Socar&Turcas: İhracat hedefinin hiçbir anlamı yok
Socar&Turcas Üst Yöneticisi CEO'su Yavuz, 1 trilyon dolarlık ithalata karşı 500 milyar dolarlık ihracat hedefinin anlamsız olduğunu söyledi
İZMİR - Socar&Turcas Üst Yöneticisi (CEO) Kenan Yavuz, Türkiye'nin 2023 için 500 milyar dolarlık ihracat hedefi ortaya koyduğunu hatırlatarak, "Bu çok iyi. Ancak 500 milyar dolarlık ihracat yapmak için 1 trilyon dolarlık ithalat yapacaksanız hiçbir anlamı yok" dedi.
İzmir Genç İş Adamları Derneğinden (İGİD) yapılan yazılı açıklamaya göre, derneğin "Vizyon Toplantıları"na konuk olan Yavuz, 2010 yılı enerji senaryolarına ilişkin görüşlerini açıkladı.
Yavuz, giderleri sürekli artan ihracatçının değerli TL ile gelirlerinin düştüğünü, bu koşullarda ihracatçının ayakta kalmasının çok zor olduğunu, bu nedenle değerli TL uygulamasından vazgeçilmesini, ucuz enerji ve iş gücü kaynaklarına ulaşılması gerektiğini anlattı.

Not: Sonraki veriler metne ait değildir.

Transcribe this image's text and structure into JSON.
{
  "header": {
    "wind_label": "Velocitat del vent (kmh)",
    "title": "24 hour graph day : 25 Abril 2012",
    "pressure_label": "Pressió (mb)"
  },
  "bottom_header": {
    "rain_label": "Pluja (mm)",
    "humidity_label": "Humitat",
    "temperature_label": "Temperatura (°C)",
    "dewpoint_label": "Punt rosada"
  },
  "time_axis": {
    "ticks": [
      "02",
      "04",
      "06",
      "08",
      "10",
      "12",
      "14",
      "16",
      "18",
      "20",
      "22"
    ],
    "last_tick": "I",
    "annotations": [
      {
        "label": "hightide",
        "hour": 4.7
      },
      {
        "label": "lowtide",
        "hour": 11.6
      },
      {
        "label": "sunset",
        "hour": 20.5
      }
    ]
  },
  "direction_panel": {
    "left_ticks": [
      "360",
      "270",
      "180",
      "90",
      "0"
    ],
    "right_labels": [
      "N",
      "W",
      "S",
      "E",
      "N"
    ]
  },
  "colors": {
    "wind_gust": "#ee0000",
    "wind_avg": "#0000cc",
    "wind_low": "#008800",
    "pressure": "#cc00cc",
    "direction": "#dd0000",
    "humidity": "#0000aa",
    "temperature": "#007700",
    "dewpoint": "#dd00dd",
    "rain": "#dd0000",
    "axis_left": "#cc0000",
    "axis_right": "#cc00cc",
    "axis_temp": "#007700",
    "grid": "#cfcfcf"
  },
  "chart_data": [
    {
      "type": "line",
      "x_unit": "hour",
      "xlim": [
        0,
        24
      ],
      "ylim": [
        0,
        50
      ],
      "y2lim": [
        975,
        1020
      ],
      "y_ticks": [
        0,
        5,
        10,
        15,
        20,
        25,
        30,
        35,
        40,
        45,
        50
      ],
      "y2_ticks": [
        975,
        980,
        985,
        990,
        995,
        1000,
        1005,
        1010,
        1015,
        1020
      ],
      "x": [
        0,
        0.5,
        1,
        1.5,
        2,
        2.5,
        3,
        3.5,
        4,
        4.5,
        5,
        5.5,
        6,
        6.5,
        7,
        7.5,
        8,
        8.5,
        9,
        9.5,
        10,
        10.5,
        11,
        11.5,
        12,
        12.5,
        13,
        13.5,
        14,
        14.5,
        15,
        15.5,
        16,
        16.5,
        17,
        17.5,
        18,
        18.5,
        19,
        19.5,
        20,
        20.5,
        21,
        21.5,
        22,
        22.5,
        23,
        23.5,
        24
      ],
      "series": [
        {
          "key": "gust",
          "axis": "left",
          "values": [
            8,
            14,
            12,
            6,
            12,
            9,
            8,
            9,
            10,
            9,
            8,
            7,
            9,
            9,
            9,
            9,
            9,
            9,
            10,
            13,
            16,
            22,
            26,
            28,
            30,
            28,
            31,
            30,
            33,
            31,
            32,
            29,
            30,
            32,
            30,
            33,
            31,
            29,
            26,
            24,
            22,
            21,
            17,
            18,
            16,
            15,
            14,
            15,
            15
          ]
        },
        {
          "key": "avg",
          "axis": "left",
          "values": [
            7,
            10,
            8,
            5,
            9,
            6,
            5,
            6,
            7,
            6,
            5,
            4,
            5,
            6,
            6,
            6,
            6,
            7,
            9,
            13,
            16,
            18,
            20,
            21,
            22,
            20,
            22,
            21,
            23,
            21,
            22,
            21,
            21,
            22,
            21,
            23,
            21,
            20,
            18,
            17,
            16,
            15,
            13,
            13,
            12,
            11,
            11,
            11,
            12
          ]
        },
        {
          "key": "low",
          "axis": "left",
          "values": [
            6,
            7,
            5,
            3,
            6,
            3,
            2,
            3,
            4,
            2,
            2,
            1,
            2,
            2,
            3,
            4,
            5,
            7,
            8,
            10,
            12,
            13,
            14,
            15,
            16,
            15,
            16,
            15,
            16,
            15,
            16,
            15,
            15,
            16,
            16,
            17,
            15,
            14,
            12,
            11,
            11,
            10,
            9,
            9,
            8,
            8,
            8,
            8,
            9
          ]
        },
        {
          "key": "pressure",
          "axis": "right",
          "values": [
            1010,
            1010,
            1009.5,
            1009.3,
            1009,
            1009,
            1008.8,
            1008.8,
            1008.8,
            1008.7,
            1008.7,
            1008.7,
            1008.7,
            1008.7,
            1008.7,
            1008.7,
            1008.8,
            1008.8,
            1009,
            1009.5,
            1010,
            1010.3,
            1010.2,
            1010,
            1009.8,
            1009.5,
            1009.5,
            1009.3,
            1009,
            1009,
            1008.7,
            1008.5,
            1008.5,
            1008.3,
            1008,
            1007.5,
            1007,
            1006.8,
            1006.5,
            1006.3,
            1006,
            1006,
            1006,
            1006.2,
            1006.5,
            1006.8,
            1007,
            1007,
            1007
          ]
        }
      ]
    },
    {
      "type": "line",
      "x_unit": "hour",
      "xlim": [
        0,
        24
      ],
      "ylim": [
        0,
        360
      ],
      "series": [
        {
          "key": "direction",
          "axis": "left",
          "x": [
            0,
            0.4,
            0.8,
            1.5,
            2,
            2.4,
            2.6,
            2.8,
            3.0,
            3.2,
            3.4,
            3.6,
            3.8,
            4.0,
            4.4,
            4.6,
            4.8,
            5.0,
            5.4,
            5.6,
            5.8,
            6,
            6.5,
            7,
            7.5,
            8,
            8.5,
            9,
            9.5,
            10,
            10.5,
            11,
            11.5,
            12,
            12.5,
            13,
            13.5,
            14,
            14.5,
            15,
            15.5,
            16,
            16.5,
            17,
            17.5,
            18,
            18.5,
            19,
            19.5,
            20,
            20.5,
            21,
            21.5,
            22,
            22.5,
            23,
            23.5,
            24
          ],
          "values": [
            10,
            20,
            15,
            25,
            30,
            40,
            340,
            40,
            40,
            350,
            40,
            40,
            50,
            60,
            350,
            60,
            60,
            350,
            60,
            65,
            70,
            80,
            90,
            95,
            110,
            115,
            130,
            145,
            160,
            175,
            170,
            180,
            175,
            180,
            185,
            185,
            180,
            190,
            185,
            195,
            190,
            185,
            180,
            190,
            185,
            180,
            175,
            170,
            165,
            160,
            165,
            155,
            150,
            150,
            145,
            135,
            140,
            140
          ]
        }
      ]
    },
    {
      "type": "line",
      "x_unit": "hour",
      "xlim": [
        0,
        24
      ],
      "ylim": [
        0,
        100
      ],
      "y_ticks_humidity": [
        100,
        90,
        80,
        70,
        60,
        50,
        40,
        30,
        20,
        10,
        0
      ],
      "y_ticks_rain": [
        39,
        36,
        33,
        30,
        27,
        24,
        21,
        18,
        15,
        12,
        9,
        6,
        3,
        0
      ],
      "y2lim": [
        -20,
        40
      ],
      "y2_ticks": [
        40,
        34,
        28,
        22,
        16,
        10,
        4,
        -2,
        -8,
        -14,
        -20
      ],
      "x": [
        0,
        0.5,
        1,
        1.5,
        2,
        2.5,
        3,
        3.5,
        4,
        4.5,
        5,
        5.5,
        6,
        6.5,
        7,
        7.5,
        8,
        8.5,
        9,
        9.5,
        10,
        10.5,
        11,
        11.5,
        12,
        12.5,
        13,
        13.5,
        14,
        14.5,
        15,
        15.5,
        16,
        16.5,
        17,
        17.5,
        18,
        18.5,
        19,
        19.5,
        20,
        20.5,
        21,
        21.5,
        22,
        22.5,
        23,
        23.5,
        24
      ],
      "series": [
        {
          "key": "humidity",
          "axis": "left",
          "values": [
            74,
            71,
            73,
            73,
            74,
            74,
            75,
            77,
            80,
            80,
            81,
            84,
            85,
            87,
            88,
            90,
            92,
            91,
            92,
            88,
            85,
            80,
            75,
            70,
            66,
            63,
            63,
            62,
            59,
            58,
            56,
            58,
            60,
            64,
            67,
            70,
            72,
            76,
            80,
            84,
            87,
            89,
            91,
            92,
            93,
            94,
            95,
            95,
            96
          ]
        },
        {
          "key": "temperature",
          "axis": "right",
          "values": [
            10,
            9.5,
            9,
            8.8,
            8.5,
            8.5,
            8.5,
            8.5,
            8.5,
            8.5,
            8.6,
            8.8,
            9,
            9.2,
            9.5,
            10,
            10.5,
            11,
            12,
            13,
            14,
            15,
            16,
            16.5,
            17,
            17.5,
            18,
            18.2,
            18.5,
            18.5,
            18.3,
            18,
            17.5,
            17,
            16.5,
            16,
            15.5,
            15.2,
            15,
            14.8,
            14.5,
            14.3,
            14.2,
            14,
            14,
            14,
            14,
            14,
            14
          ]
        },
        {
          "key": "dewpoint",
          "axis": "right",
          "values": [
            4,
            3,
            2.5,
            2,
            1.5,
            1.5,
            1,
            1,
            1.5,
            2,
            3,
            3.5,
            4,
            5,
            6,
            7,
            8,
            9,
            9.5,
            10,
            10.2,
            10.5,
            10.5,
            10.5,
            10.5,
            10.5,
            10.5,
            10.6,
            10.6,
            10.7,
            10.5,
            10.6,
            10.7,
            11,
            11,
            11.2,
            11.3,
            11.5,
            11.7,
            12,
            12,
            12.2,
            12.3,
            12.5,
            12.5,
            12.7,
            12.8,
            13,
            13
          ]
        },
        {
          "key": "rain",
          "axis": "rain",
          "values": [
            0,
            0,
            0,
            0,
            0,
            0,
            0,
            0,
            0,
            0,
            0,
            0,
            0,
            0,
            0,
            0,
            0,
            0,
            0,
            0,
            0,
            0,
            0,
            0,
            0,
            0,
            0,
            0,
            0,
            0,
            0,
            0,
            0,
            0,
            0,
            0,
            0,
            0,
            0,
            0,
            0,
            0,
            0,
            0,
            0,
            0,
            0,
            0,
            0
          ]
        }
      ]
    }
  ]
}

"Artan enerji ve girdi maliyetleriyle ihracatçının daralan dış pazarlarda iş yapması giderek zorlaştı. Bu durumla ihracatçı adeta pastırmaya dönüştü" diyen Yavuz, Türkiye'nin zaman yitirmeden enerji kaynaklarını çeşitlendirmesi ve nükleer enerji kullanması gerektiğini söyledi.
"Nükleer enerjisi olmayan tek ülkeyiz"
Türk ekonomisinin bilgi ve patente dayalı sektörlerde değil, emek yoğun sektörlerde etkin olduğunu ifade eden Yavuz, Türkiye'nin ucuz ürettiği sürece dünyaya mal satabileceğini, bunun da ancak ucuz enerji ve iş gücüne ulaşma ile mümkün olabileceğini dile getirdi.
Kenan Yavuz, şöyle konuştu:
"Rekabet gücümüz için ucuz enerji yaşamsal öneme sahip. ABD'de doğal gaz 150 dolar Türkiye'de 350 dolar. ABD'li rakip 150 dolarlık girdiyle üretim yaparken biz 350 dolarlık girdiyle üretim yaparsak rekabet gücümüz zayıflar. Rekabet için koşullar eşit olmalı. Türkiye 2023 için 500 milyar dolarlık ihracat hedefi ortaya koydu. Bu çok iyi. Ancak 500 milyar dolarlık ihracat yapacak üretim için ne kadar enerjiye ihtiyacımız var? Bunu da düşünmeliyiz. 500 milyar dolarlık ihracat yapmak için 1 trilyon dolarlık ithalat yapacaksanız hiçbir anlamı yok. Ne kadar ihracat yaptığımız önemli, ama cebimizde ne kadar para kaldığı daha önemli. Dünyada 17. büyük ekonomiyiz, ancak bu sıralama içinde nükleer enerjisi olmayan tek ülkeyiz."
Yenilebilir enerji kaynaklarının hızla devreye alınması gerektiğini, ancak bu enerji türlerinin de tek başına Türkiye'nin ihtiyacını karşılamasının mümkün olmadığını anlatan Yavuz, nükleer, hidroelektrik ve termik santrallara karşı çıkanların "ilkeli" davranması gerektiğini söyledi.
Yavuz, "Hem bu enerji türlerini istemeyeceksin, hem de onlarla çalışan ve hayatımızın her alanına giren ürünleri kullanmayı sürdüreceksin. İlkeli davranış bu olamaz. Bu düşüncenin savunucusu olanlar evde buzdolaplarının fişini çekmeli, televizyonları klimaları kapatmalı" diye konuştu.
İGİD Başkanı Mehmet Timuroğlu da yüksek enerji maliyetleriyle üretim yapan Türk iş adamlarının rekabette zorlandığını belirterek, enerjiye yatırım yapmak isteyen girişimcilerin devlet tarafından cesaretlendirilmesi gereğini dile getirdi.
Enerjinin uluslararası ilişkilere yön verdiği bir konjonktürde Türkiye'nin elinde "umut veren" enerji senaryoları olması gerektiğini vurgulayan Timuroğlu, yüksek enerji maliyetleri ile üretim yapan Türk işletmelerinin dış pazarda rekabette güçlükler yaşadığını anlattı.